Soon the tables had turned and it was conservative Republicans leading the charge into world conflicts and liberal Democrats who were accused of being isolationists and appeasers. During the Vietnam War, it was Democratic senators such as Frank Church of Idaho and George McGovern of South Dakota who were issuing the cry from the heart of the nation to, in McGovern’s words, “Come home, America.” McGovern’s nomination for president in 1972 seemed to be all the proof Republicans needed that the Democratic Party, over the protestations of Senator Henry Jackson (D-Wash.) and others, had gone over the isolationist cliff. The resulting reelection by a landslide of Republican Richard Nixon served to confirm that judgment.
But the debate over isolationism had become narrowly focused on military intervention, leaving economic, trade and diplomatic actions out of the equation. Senator Rand Paul has followed, with some variations, the basic concept of his father, the former Texas congressman and two-time Republican presidential hopeful, Ron Paul. Both Pauls have used the term non-interventionism, to set the record straight about the charge of isolationism. The non-interventionists would refrain from military involvement in the affairs of other nations, while leaving avenues of trade and diplomatic communications and negotiations open. Thus Senator Paul can call Rubio and others within the party isolationists for wanting to continue economic sanctions against Iran over that nation’s development of nuclear power and, possibly, nuclear weapons, and more to the point, against Cuba over that island-nation’s embrace of communism and its continuing disdain for human rights.

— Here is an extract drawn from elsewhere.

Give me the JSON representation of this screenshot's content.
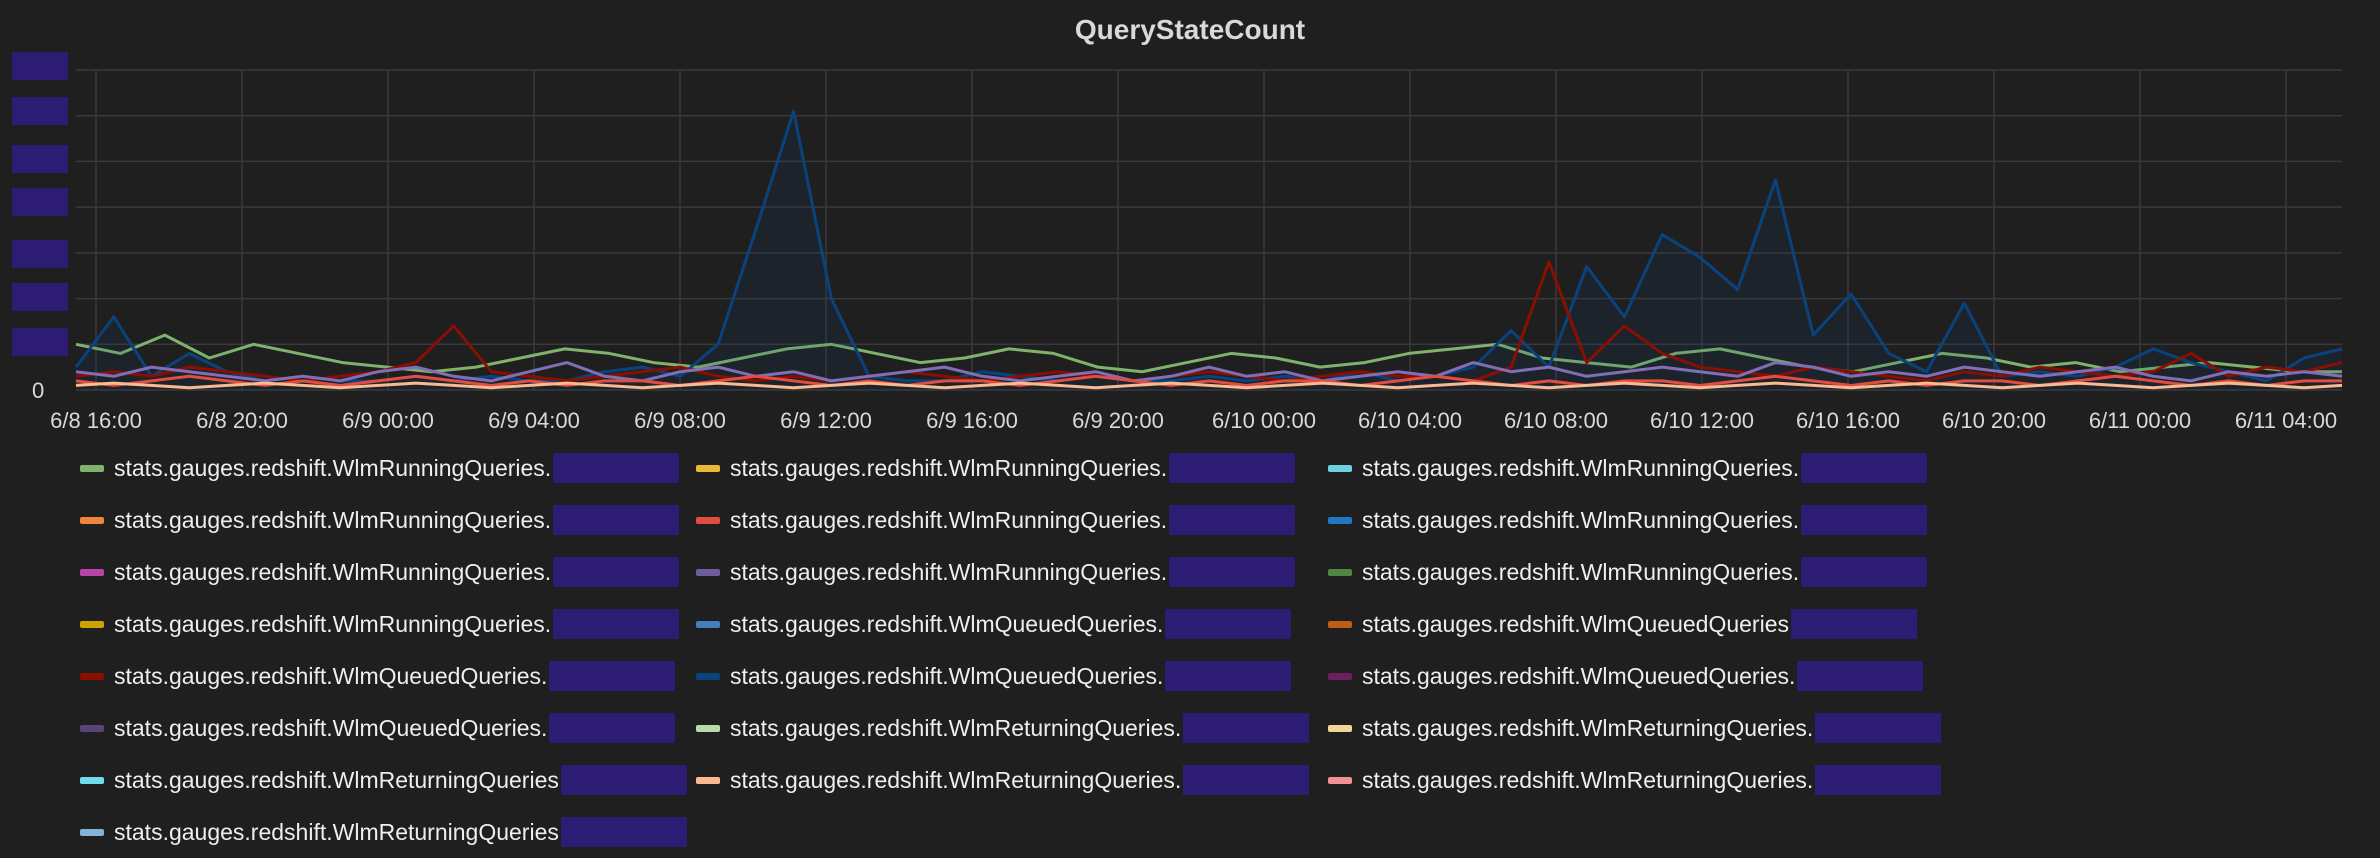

Rubio apparently believes that while isolating Cuba since the Castro revolution of 1950-1960 has not changed the Cuban dictatorship for half a century, several more years of it are required to get the job done. Senator Paul believes we need not approve of a nation’s political, economic, and social order to have normal economic and diplomatic intercourse with it. So who is truly the isolationist?
Paul has chosen his target carefully. He could have accused Senator Lindsey Graham (R-S.C.) or a host of other senators of isolationism, but Rubio is an obvious target. The son of Cuban refugees, Rubio claims a moral authority on the issue and has among his constituents thousands of hard-core anti-Castro Cubans now living in Florida. He is also an almost certain rival to Senator Paul in the quest both are expected to make for the 2016 Republican presidential nomination. A nation that has largely forgotten Robert Taft, Arthur Vandenberg, and the old “isolationists” will be watching. So too, we might imagine, will be the ghosts of George Washington, Thomas Jefferson, and John Quincy Adams.